The commission held that customers can be charged more than MRP only in restaurants where they are provided added services such as air-condition, ambience, music, etc. However, the same cannot be applied in case of home delivery.

The Federation of Hotels and Restaurants Association of India had rallied behind Nirula’s and moved the apex consumer court against the order of state consumer court asking the food chain to pay a fine of Rs 27,000 and refund the extra amount charged.

The national forum was not impressed with the argument that price quoted by hotels and restaurants are inclusive of services being offered with the product whether in the premises or home delivery.

The apex forum also rejected the hotel federation’s argument that the “customer is well aware of the price he will have to pay. It is up to the customer whether he wants to buy the product. Even if the price list is not available to the customer he is always quoted the price on the phone when he places the order”.

Jain had first moved the District Consumer Forum, which clearly ruled that customers cannot be charged extra for supply at door steps. Nirula’s had subsequently challenged it in the State Consumer Forum

Before the state commission, Nirula’s had said mere selling of products was not the “core activity” but customers are being charged extra for the “overall services rendered”.

Jain said, “Why should we pay extra when they are delivering at home and we do not use the air-condition, enjoy the ambience and music—the factors they generally cite to make us shell out extra?”

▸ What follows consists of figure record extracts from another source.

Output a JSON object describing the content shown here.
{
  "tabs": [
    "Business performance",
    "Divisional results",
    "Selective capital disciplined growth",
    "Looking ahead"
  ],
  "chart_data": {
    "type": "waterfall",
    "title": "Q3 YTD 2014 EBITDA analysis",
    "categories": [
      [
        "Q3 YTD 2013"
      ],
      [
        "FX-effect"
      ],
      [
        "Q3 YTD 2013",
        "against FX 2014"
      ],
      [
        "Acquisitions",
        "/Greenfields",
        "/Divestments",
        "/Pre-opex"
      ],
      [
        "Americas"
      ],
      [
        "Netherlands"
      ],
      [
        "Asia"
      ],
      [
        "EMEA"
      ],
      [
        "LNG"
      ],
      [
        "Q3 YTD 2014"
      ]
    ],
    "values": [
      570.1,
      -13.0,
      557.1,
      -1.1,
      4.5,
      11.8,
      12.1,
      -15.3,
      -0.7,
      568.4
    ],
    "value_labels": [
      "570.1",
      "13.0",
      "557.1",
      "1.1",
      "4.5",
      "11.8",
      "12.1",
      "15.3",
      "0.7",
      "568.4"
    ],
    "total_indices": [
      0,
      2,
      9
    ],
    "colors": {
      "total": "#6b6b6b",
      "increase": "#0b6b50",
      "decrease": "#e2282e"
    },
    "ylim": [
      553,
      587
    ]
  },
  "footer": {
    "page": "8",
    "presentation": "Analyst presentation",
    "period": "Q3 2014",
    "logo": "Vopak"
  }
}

‘Fighting for rights gives me a high’

Ankit Jain, the lawyer who took on the eateries on the issue of charging over MRP in home delivery, was just a 24-year-old second year student at the Law Centre, Delhi University, when he won the first round against Nirula’s in 2005 at the district consumer forum.

“It gave me a high. I realized how one can utilize consumer courts to fight injustice we face daily. These forums are generally under-utilised by the public,” he said.

He then dragged cola giant Pepsi to court over selling partly filled bottles and the State Bank of India for misuse of debit card before it is delivered to a customer and won favourable orders.

Tale of Pepsi bottles

Jain had ordered two crates of Pepsi to serve at a party at his home. To his shock he found that some of them were only partly filled. He dragged the bottling plant and distributor to the court of controller of Legal Metrology for violation of Standards of Weights and Measures Act and they had to pay a fine of Rs 5,000.

Debit card fraud

Shambu Nath had never applied for a debit card. But State Bank of India, where he has an account, issued him one but delivered it in the hands of an unknown person who used the card to withdraw Rs 2.45 lakh from his savings account.

Jain, who represented Nath in the consumer court, got the bank hauled up for ‘deficiency of service’. The court asked the bank to deposit the money back in the account with a compensation of Rs 5,000.